Все главы «Царь-рыбы» соединены воедино как видения памяти «автора». Сюжетно-композиционной канвой их становятся «авторские» возвращения: поездки на родину, воспоминания о судьбе родного края и близких.

В творчестве Виктора Астафьева – ведется ли повествование непосредственно от первого лица («Последний поклон») или прямое «Я» отсутствует, а вместо него появляется мальчик Илька («Перевал»), или, наконец, отсутствует «Я» и «Он», а главным действующим лицом является «Мы» - групповой портрет и тоже групповая биография обитателей детского дома в северном городе Краесветске - всюду безошибочно угадывается биография авторская. После прочтения «Последнего поклона» становится очевидным, что город Краесветск из ранней повести «Кража», которая принесла ее автору широкую известность, - это другой реальный город Игарка, а детдом – тоже не краесветский, а игарский, и «мы», игарские детдомовцы, тоже не столько мы, сколько «я» – реальный Виктор Астафьев.

Углубление творческого метода В. Астафьева последовательно шло к своему истинному и автобиографическому герою – чем дольше, тем все более и более реалистическому и убедительному. Если Илька из ранней повести «Перевал» несет в себе наивное желание понравиться читателю, если в ней даже имена действующих лиц выдают некоторую нарочитость – Иисусик, Летяга, Дерискул, собачонка с прозвищем «Архимандрит», - то «Я» из «Последнего поклона» совершенно лишен этой нарочитости.

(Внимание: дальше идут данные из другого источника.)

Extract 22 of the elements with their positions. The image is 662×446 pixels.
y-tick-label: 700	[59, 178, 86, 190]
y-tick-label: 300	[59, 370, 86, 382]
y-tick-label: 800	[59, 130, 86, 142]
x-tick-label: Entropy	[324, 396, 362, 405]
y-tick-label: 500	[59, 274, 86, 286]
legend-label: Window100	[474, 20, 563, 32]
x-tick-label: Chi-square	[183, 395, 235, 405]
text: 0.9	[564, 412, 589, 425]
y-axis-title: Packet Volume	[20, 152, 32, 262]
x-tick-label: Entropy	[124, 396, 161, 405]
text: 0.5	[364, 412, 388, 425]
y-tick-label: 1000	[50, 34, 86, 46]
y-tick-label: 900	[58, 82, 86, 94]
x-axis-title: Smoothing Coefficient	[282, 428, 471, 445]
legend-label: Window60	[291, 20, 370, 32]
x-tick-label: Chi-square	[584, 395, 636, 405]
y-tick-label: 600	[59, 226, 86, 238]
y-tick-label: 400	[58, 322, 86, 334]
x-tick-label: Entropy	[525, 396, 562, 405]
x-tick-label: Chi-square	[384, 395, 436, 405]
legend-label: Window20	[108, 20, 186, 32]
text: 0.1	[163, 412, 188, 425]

Лучшие страницы в автобиографической книге «Последний поклон» В. Астафьев посвятил не родителям своим, а тем своим воспитателям, которые складывали его уже сознательный ум, и среди них, прежде всего – бабушке Катерине Петровне. Бабушка изображена в «Последнем поклоне» как характер сложный и яркий. Являясь частью крестьянского мира, она хорошо понимает и соблюдает все законы народной жизни. Хотя ей пришлось жить в сложное время, и судьба ей выпала тяжелая, она, «надсаженная» и «изработанная», не потеряла веру в жизнь и умеет замечать радости в своей простой и нелегкой жизни. Самая большая радость для нее – это семья и труд. В крестьянском мире, изображаемом в «Последнем поклоне» бабушка порой выступает в качестве инициатора и «двигателя» крестьянской жизни. Будучи по природе добрым человеком, она с сочувствием относится ко всему окружающему, бескорыстно помогает людям, не щадя ни сил, ни денег. На личном примере бабушка утверждает нравственные ценности крестьянского мира. Однако автор не идеализирует образ бабушки, она не всегда поступает справедливо, иногда ее «крутой» характер приводит к семейному разладу, к конфликтам.

Несколько глав в повествовании В. Астафьев посвящает самым близким своим родственникам: деду, отцу, дяде Васе. Любит или не любит своих героев автор, неясно, но, несомненно, с ними его связывают родственные чувства, всегда неоднозначные и непростые. Как художник, он беспощаден к явлению, воплощенному в хорошо известных ему лицах. Не только любовью, благодарностью и вниманием, но и нескрываемой горечью, но и открытой издевкой и легкой усмешкой сопровождает В. Астафьев тени ушедших «сродственников»: их характеры и жизненные истории, прекрасные, причудливые, забавные, страшные составляют сложную канву рассказа о начальной поре земного существования героя-рассказчика «Последнего поклона».

Сложность образа автора-повествователя именно в том, что он выявляется в заключительных главах в разных временных срезах и вне хронологической последовательности. Мальчик, увлеченно играющий в лапту, писатель, рассказывающий о себе, солдат на передовой, испытывающий все тяготы войны, юноша, впервые вышедший на работу после окончания ФЗУ.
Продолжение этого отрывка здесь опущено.